Bu Hadis-i Şerif’ten de anlaşıldığı gibi, bugün birçok İslam ülkelerinde mevcudiyetini gösteren ve Müslümanların gerçek ehlisünnet ve cemaatin başını ağrıtan bu tür mezhepçilik fitnesi gittikçe büyümektedir.

* * *

Efendimiz (s.a.v)’in işaret buyurduğu gibi;

Karanlık bir mezhepçilik ve ırkçılık anlayışına saplananların başını çeken hakiki Alevi olmayıp da Alevilik kelimesini manasız bir kavrama dönüştüren Rafızî ve sosyalist Nusayrilerdir, Dürzîlerdir ve şia mezhebinin aşırı bölümleridir.

Her ne kadar bunlar İslam terimlerini kullanmak üzere yola çıkmışlar ise de aslında manasız ve ruhsuz birer kavramlardan ibarettir.

Zira İslam adına kendilerine Müslümanlık görüntüsü vermekle İslam’da yasak olan her şeyi yapmaktan çekinmiyorlar.

Tüm haram ve münkerat olan pislikleri mubah kılan ve yaşayan sözüm ona Alevilerin mevcudiyetini hiç kimse inkâr etmiyor.

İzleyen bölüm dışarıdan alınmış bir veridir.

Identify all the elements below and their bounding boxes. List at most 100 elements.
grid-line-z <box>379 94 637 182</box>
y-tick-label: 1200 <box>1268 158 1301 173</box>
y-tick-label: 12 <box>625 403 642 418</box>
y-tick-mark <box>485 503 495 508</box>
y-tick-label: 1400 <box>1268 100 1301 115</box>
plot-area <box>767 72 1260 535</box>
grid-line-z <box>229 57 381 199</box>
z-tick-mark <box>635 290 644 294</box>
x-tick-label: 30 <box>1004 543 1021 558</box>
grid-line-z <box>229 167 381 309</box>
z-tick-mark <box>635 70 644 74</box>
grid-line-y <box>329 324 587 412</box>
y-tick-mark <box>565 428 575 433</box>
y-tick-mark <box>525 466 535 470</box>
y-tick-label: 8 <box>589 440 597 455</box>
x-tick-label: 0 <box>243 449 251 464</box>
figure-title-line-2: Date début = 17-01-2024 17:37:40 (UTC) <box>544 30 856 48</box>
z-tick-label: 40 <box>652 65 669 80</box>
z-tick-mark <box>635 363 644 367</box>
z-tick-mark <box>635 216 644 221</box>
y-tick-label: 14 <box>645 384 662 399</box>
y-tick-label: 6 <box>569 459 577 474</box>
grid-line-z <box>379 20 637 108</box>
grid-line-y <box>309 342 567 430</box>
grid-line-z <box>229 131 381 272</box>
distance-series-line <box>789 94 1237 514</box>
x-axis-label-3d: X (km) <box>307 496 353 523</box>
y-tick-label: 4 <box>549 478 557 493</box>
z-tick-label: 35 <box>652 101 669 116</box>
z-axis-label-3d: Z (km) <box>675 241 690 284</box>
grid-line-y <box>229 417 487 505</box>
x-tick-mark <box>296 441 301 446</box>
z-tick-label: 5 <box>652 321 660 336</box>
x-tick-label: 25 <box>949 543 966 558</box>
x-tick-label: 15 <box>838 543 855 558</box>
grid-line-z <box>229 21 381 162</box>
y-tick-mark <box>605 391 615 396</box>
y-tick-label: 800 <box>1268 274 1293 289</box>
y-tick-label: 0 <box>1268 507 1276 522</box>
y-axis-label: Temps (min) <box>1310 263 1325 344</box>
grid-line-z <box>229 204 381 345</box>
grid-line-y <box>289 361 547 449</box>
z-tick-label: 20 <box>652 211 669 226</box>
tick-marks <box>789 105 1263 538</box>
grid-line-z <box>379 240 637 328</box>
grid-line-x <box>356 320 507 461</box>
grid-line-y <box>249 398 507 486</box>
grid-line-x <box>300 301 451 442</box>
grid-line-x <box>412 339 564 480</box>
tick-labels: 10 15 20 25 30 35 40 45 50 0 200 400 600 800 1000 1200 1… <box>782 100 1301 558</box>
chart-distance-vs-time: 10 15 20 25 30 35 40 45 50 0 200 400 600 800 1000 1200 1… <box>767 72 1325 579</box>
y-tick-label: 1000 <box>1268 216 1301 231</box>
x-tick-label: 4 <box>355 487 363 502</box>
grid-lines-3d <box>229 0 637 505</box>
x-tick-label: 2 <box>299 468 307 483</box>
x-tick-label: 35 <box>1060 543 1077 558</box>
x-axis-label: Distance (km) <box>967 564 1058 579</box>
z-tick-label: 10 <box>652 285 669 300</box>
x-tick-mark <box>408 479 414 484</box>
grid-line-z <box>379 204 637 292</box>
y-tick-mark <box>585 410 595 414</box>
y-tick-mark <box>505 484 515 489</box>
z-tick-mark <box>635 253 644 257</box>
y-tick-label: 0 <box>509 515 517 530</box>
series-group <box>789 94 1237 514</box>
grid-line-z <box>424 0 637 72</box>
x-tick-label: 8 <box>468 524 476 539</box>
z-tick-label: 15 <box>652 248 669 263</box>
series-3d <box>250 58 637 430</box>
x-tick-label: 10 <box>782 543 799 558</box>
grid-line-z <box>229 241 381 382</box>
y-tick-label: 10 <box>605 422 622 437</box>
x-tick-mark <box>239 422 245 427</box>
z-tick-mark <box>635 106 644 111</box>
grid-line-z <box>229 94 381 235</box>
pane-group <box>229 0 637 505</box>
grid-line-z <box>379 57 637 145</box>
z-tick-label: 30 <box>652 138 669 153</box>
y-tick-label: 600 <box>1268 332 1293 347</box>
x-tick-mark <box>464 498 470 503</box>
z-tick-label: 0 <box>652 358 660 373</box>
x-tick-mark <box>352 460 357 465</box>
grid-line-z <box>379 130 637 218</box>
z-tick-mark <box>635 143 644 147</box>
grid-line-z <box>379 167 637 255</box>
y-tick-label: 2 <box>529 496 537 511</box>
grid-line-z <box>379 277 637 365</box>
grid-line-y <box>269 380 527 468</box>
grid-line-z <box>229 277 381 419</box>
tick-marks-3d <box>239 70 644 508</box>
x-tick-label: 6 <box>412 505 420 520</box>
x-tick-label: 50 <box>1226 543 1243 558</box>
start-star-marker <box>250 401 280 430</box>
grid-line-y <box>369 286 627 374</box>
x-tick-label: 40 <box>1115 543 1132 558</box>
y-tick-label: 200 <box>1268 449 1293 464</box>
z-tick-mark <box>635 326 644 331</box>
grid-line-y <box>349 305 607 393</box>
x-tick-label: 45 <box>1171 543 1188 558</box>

Hakiki olan âli beyti çıkar içinden, yani seyadet anlayışına mensup olanları çıkar, gerisi birer çağdaş fitne unsuruna girmişlerdir.

İnanan tüm kesimin bunlardan uzak durması lazım…

Bakınız, tüyler ürperten son olaylar.

Kimlerin, kimlerin yanında olduğu günümüz tüm çıplaklığıyla bunlar bize ifade edilip, gösterilmektedir.

* * *

Bakınız, günümüzde mevcut olan kocaman bir İran devletinin yıllardan beri kendine İslam Cumhuriyeti kavramını takmış, kullanıyor ise de bugün o aşırı mezhepçilik anlayışından kendini kurtarmayıp, zalim İslam deccalı durumunda olan Beşar Esad’ın yanında yer alıp, kundaktaki 7 günlük bebelerin öldürülmesine dahi göz yummakla beraber, bilakis katkı sağlamaktadır.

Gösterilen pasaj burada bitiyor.